As we drove to the courthouse in downtown San Jose, Rose told me about the case and said that Saint Lucy's parish school filed a restraining order against her. The charge was that Rose had molested the school principal, a woman in her forties and about 6' tall. Rose could not tell me more about it because the city of Campbell has taken her documents. They may have thrown them away like garbage.

I was amazed at how calm Rose was despite all her troubles. She only knew that she was required to show up at the court by 9 in the morning. Rose believed that she was innocent and would be content with the court decision, and all she needed to do was showing up and fighting for herself.

We arrived at the courthouse at about 8 o'clock. When we went through the security checkpoint, I heard "good morning, Rose!" and noticed several sheriffs recognizing Rose and greeting her warmly by name.

We went to the clerk's office on the first floor, trying to find out where her court was. Several people were ahead of us. While waiting, we started to look for the information posted on the information board, where various cases were listed. A gentleman, who saw we were at a loss, kindly asked us if he could help. After talking to Rose, he told us we should check out Court No. 4 on the second floor because Court 4 deals with the restraining orders. We took the elevator to the second floor and found Court 4. The sheriff who stood next to the door confirmed that Rose was on the list.

After reading the court's information, I told Rose that the judge for the court is Eric Johnson. Rose immediately started to read about Eric on her phone while waiting. She told me she needed to learn about the judge to prepare for court.

While waiting, I met Robert and Scott, who were advocates for the homeless. They were homeless themselves at one point and just wanted to support Rose. They have known Rose for about three years. They told me that I could get all of the public records about Rose at the clerk's office for a small fee. I was thrilled to hear that because I had tried to get it for six months without much success.

Because of the Covid-19 pandemic, we were not allowed in the courtroom. The sheriff called Rose at 10 o'clock. Rose went into the courtroom, and the sheriff closed the door behind her. We (Robert, Scott, and myself) were not allowed to enter the courtroom to support Rose. We could not even look into the courthouse. I could imagine only a terrifying scene, Rose, an old, small, and weak homeless lady, wearing dirty clothes and alone in a courtroom facing her accusers, two tall, well-dressed professional women in front of a judge. She had trouble hearing, could not understand the order from the judge or the arguments from her accusor's attorney.
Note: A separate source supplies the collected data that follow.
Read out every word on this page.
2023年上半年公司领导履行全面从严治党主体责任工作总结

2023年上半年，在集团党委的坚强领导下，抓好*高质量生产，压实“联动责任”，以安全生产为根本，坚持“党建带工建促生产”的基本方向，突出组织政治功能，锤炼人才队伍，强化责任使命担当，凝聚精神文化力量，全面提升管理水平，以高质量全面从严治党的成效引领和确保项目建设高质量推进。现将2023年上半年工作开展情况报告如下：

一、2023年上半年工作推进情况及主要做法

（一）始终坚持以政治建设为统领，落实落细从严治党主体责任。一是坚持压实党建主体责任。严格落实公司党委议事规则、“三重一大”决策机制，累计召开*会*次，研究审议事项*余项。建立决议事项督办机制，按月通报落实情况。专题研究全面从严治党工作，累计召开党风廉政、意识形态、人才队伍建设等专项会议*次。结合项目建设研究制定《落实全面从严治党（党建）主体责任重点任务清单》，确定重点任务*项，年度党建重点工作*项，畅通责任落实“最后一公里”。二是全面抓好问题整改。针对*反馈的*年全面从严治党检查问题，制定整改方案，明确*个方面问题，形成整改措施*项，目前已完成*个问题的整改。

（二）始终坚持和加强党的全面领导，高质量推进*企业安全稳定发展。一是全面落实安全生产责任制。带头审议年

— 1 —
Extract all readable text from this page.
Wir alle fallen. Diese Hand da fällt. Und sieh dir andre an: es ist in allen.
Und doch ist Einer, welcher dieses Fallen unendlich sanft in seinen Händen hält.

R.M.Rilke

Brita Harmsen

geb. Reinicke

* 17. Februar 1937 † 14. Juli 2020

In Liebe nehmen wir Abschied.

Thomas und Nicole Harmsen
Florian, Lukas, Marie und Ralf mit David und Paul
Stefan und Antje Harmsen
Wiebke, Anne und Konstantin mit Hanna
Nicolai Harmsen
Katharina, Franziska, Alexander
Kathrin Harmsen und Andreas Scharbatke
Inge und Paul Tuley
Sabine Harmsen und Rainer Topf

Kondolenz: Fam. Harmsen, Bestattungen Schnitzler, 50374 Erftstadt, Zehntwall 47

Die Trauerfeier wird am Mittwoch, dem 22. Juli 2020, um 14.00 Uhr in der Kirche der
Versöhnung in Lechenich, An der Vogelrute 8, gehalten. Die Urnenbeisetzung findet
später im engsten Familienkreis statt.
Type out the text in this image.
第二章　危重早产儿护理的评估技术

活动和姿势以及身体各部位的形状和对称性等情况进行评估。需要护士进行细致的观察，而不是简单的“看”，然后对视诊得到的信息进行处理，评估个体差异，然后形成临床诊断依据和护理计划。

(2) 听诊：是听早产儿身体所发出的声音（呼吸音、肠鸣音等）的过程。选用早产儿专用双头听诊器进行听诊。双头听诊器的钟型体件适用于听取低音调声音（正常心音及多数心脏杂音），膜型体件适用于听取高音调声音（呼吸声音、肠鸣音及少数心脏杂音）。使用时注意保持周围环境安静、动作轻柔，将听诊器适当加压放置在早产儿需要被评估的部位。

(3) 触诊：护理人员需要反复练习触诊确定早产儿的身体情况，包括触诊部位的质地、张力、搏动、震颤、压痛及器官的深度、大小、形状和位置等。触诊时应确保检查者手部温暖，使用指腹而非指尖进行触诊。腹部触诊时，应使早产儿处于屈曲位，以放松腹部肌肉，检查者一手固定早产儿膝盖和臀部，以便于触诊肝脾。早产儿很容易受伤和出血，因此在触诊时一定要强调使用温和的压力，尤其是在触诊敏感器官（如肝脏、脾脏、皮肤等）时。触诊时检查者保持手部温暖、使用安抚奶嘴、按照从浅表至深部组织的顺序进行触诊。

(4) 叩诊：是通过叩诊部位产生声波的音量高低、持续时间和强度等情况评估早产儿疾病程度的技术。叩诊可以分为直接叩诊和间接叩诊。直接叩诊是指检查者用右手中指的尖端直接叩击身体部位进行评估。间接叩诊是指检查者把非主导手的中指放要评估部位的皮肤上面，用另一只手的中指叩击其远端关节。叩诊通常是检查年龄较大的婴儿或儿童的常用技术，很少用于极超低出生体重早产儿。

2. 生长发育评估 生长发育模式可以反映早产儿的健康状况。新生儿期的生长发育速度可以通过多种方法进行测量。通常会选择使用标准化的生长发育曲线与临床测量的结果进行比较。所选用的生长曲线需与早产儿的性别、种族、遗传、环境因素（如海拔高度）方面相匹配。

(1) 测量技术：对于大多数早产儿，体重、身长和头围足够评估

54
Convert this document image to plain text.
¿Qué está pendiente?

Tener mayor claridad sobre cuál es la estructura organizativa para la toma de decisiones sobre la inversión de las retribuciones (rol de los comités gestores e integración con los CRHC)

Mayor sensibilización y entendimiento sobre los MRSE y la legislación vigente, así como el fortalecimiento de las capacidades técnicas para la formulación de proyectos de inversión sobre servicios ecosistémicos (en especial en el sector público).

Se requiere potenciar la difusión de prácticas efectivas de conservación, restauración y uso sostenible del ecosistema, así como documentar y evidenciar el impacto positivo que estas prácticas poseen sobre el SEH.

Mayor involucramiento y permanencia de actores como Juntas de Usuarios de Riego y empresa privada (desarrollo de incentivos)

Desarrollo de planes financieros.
When Rose came out, she told us that the judge issued an order of "continue" and could not tell us any more about the case. I had no idea what it means. I found out by examing the court record that I obtained from the clerk's office a few days later that a new court date is set for June 8, and the judge will hear the case then. I have also learned that the facts do not support the molestation charge. The church and the school used this because it is easier to get a restraining order, counting that homeless people often do not show up in court and do not know their rights.

The homeless problem is getting worse every day. Should we treat them with respect as fellow human beings or like garbage throwing them into a landfill? What will you do?